Because of the ubiquity of accessibility and availability of the Cloud, questions of security have frequently accompanied its deployments. However, the unique infrastructure of the Cloud actually presents an opportunity to refresh security procedures and to make them as flexible and agile as certain applications. Instead of taking a reactionary approach to security and implementing measures to protect instances of breach after they have occurred, Cloud-based security largely evolves as applications and business processes do. The difference is the manual approach in the on-premise environment versus the automated approaches of the Cloud, which present greater standardization for security and are less static than the former is. Pivotal differences between Cloud and on-premise security typically include:
- A greater focus on access: Most on-premise security is focused on the periphery and entrance points.

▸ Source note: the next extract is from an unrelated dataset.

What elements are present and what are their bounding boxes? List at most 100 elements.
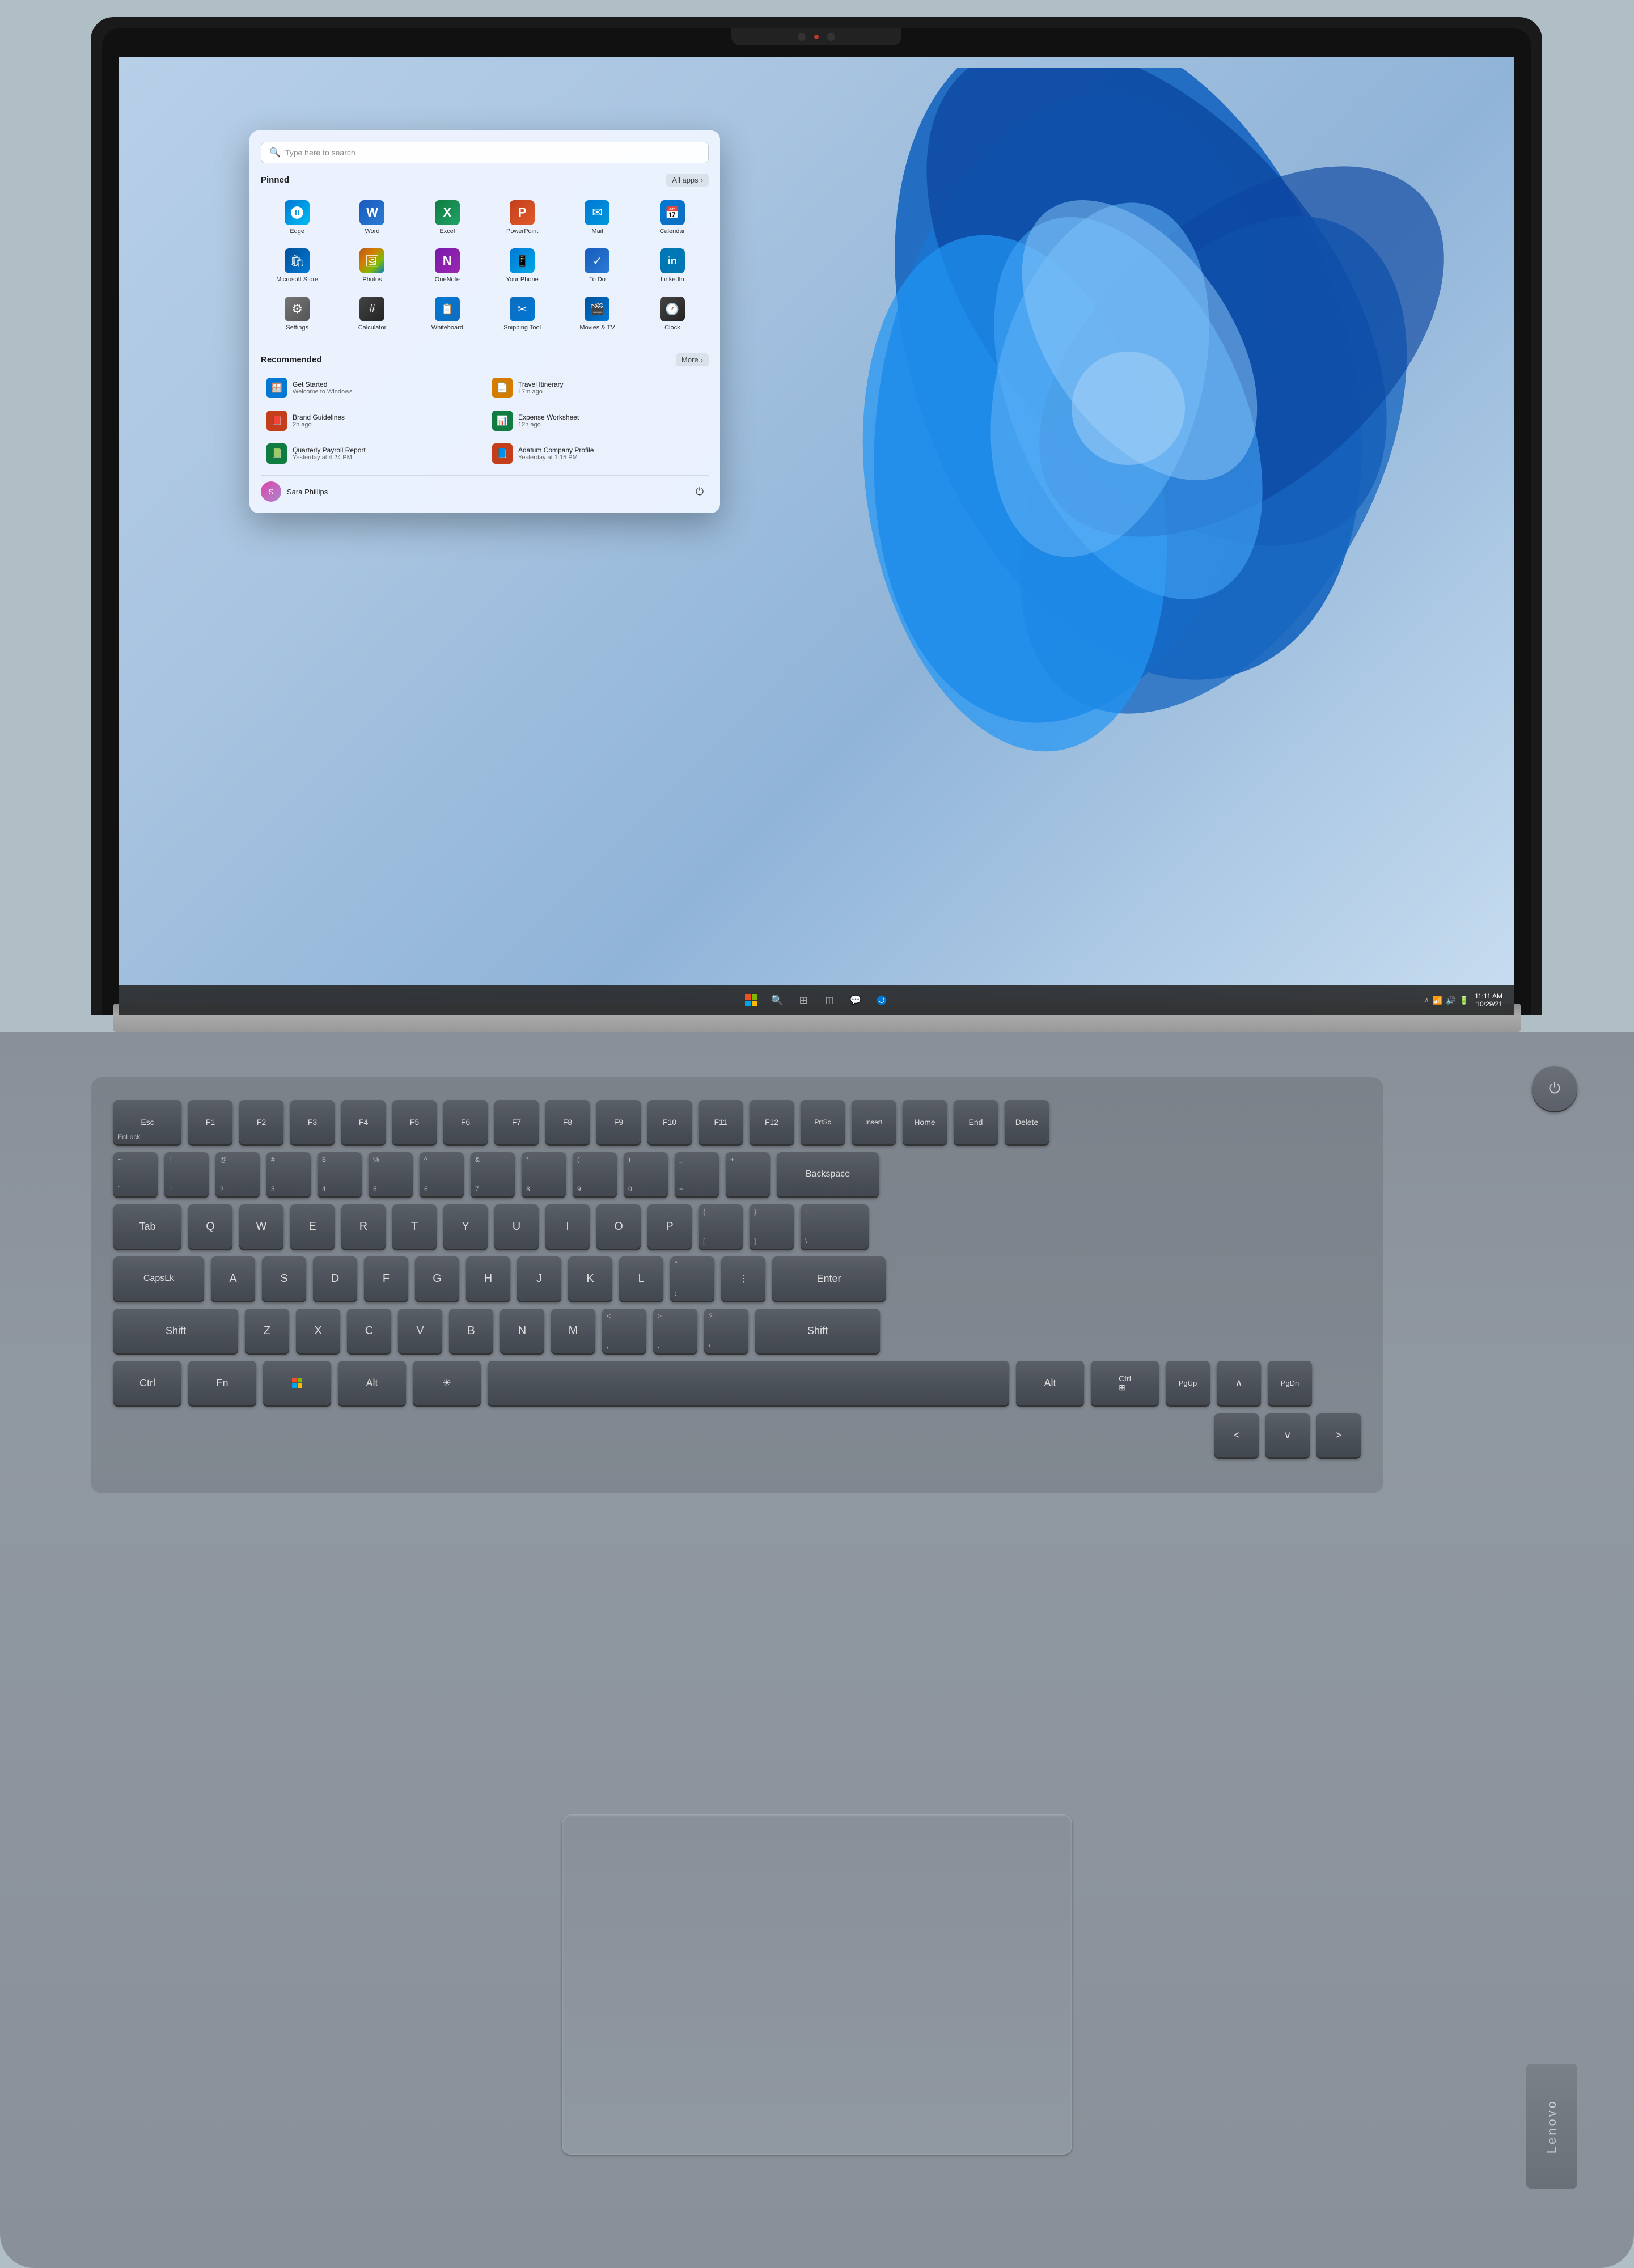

Security that restricts Cloud access, however, is focused on all the different layers of an application—not just its entry points.
- Visibility: A number of modern security measures and tools specifically for the Cloud provide visibility layers in which IT personnel can see who is utilizing what data for what purpose, and regulate access accordingly.
- Protection: Certain online security platforms can help to reduce instances in phishing and phone fraud by analyzing data and determining the patterns of attackers to provide more proactive security that can ultimately function as a deterrent.
“We worked with an automaker who was able to simplify how their customers were able to log into their applications by connecting their existing social identities (on places like Facebook and Twitter and Google and other places) to access their applications. So they were able to both protect and manage access to the data that they cared about and provide a simplified experience for their clients.”
The power of Cloud Computing is formidable and is regularly used to enhance most other facets of Data Management. The sort of ubiquitous analytics it provides for sporting events and retail can easily apply to other industries. It effectively functions as a platform to integrate and improve some of the most relevant technologies in the data landscape today. Finally, its impact on data replication and security hint at the way in which it is actually transforming the way organizations are able to conduct business, by provisioning continuous access to data and shifting security paradigms to better align with overall agile processes.